The Soviets viewed the request for aid they received from the new Congolese government as an opportunity to gain a foothold in a place where they essentially had none.  Helping Lumumba, who was already viewed worldwide on the left as an anti-imperialist crusader, would help cement their role as the foremost source of aid and encouragement to decolonizing peoples around the world—important at a time when the Sino-Soviet split was growing ever wider.  Premier Nikita Khrushchev was quick to bluster on the world stage about Western aggression in the Congo, but in reality was reluctant to commit anything very substantial in terms of aid.  The Soviet Union was relatively poor, there were much more important priorities closer to home, and, above all, there was no guarantee that the effort would prove worthwhile.  The Soviets were very much the underdog in that part of the world and they knew it; whatever aid they provided could end up a dead loss in the event that Western interests prevailed and that is exactly what happened.  Recently released documents from Russia reveal just how little Khrushchev was willing to gamble in the Congo in terms of money, material, and personnel, but Belgian exaggeration and American paranoia consistently made it out to be vastly greater than it was.

This period of the Congo’s history is extremely complex and it is impossible to examine its purely Cold War aspects without discussing a great deal else.  Namikas does an excellent job of first taking apart all the important strands of this tapestry, examining each of them in turn, and then showing how they all go back together.  She is particularly strong on Lumumba, which was arguably not strictly necessary here due to the large amount of material available on him, even including a feature film.[3]  Despite its title, Battleground Africa deals entirely with politics; armed engagements are described in summary fashion and what is examined are their results, not the details.  Among the few weaknesses of this book, one of the most noticeable is the author’s use—on her own account, not in quotations from Soviet or Chinese sources—of terms like “the imperialists,” “imperialist aggression,” and “reactionary figures,” rather than more neutral and precise terms such as “right-wing,” “anti-communist,” or even “friendly to the US.”  A couple of the photo captions are not quite right: the worst is figure 4.2, “United Nations Forces in the Congo, July 27, 1960” (p. 75), depicting in reality a well-attended parade of troops marching through what can only be Dublin on a wet day (the Irish provided an important contingent to ONUC).

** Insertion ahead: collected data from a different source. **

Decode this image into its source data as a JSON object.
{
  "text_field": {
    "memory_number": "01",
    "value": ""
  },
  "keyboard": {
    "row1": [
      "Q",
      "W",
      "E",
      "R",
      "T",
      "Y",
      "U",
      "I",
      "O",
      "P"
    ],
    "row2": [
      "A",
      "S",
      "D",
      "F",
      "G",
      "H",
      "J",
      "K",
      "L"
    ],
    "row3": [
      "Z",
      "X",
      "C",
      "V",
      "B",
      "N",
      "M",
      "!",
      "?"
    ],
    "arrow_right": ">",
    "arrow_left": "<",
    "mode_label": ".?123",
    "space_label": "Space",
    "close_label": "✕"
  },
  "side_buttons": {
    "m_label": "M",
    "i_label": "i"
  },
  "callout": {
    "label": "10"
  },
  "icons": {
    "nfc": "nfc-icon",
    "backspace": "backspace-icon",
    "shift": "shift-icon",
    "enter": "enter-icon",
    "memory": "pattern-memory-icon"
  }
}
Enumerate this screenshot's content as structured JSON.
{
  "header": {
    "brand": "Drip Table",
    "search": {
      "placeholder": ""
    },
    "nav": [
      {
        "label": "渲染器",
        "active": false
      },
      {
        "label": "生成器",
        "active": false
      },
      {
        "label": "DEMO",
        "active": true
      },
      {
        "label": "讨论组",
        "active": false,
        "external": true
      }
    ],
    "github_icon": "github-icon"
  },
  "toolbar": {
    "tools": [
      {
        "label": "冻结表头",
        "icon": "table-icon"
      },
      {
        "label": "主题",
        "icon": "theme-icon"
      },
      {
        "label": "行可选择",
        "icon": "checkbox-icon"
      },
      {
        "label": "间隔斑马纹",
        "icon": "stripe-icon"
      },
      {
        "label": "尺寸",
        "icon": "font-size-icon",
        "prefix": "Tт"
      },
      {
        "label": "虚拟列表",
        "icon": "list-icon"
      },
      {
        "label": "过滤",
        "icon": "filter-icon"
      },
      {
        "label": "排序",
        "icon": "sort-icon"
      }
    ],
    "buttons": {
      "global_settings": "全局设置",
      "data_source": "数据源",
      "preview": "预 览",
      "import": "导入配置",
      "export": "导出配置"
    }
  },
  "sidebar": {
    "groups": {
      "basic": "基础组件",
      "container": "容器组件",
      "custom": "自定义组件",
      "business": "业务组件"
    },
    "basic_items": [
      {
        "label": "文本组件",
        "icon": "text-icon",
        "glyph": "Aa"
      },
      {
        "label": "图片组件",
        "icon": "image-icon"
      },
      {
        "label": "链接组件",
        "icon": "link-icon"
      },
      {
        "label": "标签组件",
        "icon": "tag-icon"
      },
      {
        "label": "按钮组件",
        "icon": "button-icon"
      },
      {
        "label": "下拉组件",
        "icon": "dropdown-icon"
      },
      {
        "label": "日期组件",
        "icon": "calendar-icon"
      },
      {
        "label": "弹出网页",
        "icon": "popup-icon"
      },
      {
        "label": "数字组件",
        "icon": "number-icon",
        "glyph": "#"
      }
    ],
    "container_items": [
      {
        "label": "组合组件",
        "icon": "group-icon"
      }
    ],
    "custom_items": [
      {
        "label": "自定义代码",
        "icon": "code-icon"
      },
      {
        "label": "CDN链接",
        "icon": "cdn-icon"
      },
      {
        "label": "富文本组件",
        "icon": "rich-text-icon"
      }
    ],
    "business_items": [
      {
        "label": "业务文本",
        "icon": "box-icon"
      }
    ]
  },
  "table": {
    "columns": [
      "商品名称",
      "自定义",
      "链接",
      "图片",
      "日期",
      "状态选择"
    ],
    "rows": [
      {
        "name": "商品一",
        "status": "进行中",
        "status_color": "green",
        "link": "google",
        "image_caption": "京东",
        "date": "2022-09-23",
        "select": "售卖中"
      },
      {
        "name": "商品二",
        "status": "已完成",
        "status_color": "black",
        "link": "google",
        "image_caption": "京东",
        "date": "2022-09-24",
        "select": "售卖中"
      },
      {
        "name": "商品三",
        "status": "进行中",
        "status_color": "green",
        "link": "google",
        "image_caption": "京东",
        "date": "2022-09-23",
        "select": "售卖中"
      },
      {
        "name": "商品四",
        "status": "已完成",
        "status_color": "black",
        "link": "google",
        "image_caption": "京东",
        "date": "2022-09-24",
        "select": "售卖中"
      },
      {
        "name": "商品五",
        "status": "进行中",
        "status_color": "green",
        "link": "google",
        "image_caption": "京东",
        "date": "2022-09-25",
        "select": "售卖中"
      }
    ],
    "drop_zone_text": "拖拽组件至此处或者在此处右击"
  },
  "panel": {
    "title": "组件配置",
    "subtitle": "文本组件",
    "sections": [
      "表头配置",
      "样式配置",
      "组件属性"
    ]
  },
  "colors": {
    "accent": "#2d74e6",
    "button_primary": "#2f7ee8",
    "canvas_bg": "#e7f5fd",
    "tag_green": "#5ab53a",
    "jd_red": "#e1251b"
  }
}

The overall presentation is very much a document-based approach, with the narrative tone of a dispassionate observer at a remove of decades from the events described.  Had the author taken the opportunity for some lengthy quotations from the many sources available to her to put the reader “in the shoes” of some of the protagonists, the account would certainly have been livelier.  That being said, the author writes as if she intends the book to become the work of record for this subject for a long time to come, and I believe it should.  While no single-volume work could possibly do justice to all the many actors in this drama—and many, of necessity, are only mentioned in passing[4]—for anyone wishing to go beyond January 1961 in the Congo Battleground Africa is essential reading.

Notes

[1] Emmanuel Gerard and Bruce Kuklick, Death in the Congo: Murdering Patrice Lumumba (Cambridge, MA: Harvard University Press, 2015) is the most recent work on the assassination, containing much else besides. Its “Essay on Sources” discusses everything of importance in English, French, and Dutch.

[2] A Belgian, Paul-Henri Spaak, served as secretary general of NATO from 1957 to 1961.

[3] Lumumba (2000), by the Haitian director Raoul Peck, is a riveting account of its protagonist’s rise and fall and a visually stunning evocation of that time period, highly recommended to those who may not have the time to devote to an entire book on the subject.  

[4] This includes a few fleeting mentions of Canada.